Housing crisis slammed
BY ROISIN DE ROSA
There were motions from every corner of Ireland, from Derry to Cork, Louth to Belfast, deploring the failure of administrations North and South to address the appalling crisis in housing, which in the 26 Counties alone has left 54,000 families denied their human right to a home and shelter.
Delegate after delegate highlighted the failure of the Dublin government. Councillors Dessie Ellis, Joe Reilly, Matt Carthy, Larry O'Toole, Sean MacManus, Mark Daly and Daithi Doolan all spoke in anger and outrage at the continuing denial of peoples' human right to a home, by a government looking only to the interests of builders and developers. As Daithi Doolan said: "Homelessness is the biggest challenge facing us today, and it is an issue at the very core of the sort of Ireland we want."
Arthur Morgan spoke of the 39% increase in building costs and the 138% increase in house prices. Mary Nelis spoke to a resolution that called on both governments to set up a cross-border working body to resolve the issue of homelessness, which he said "affects above all the most vulnerable in society, the single parents, the ex-prisoners, older people."
The right to a home has been a key equality issue from the time of the Civil Rights marches in 1969. Frank O'Neill from Cork spoke to a powerful resolution from Cork Comhairle Ceantair calling for a National Housing Agency with powers to purchase land at agricultural prices and ensure the construction of social housing in all private developments.

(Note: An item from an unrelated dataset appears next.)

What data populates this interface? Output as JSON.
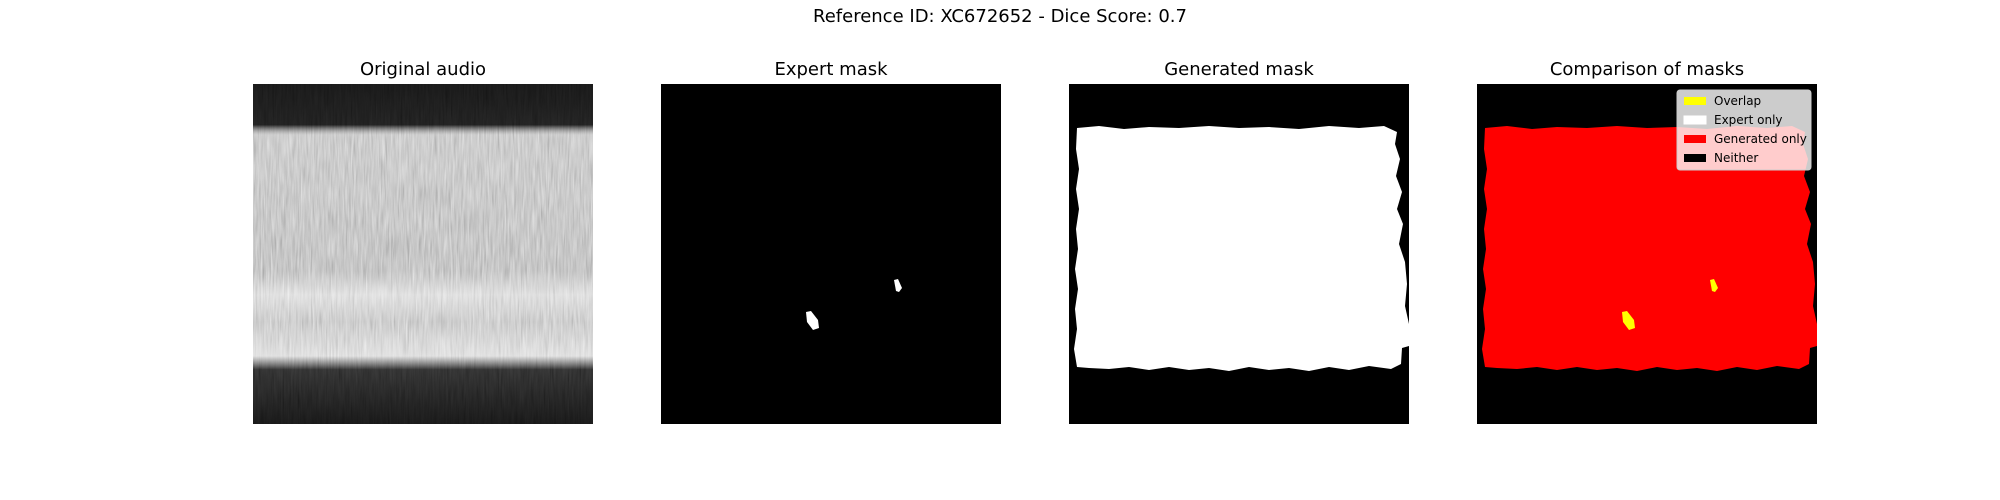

Resolutions called on the government to repeal the 2002 Planning and Development Amendment Act that removed obligations on private developers to build social housing; to use compulsory Purchase Orders to access land and initiate a building programme of affordable housing; to adopt the NESC recommendations to eliminate the housing waiting lists; and to enshrine the human right to housing in the Constitution.
Brendan Ó Caoláin made a powerful speech in support of a resolution from the Cole/Colley cumann in Coolock, Dublin, which called for sanctions on local authorities that have failed, in all cases, to meet their obligations under the Housing (Traveller Accommodation) Act of 1998, leaving 1,000 Traveller families living by the side of the road without provision of services of refuse collection, electricity, running water, or toilets. About 7,000 people are living in these conditions - on the margins of Irish society.
Many delegates spoke against a resolution calling for a ban on the sale of local authority housing, and the Ard Fheis voted to reject this motion.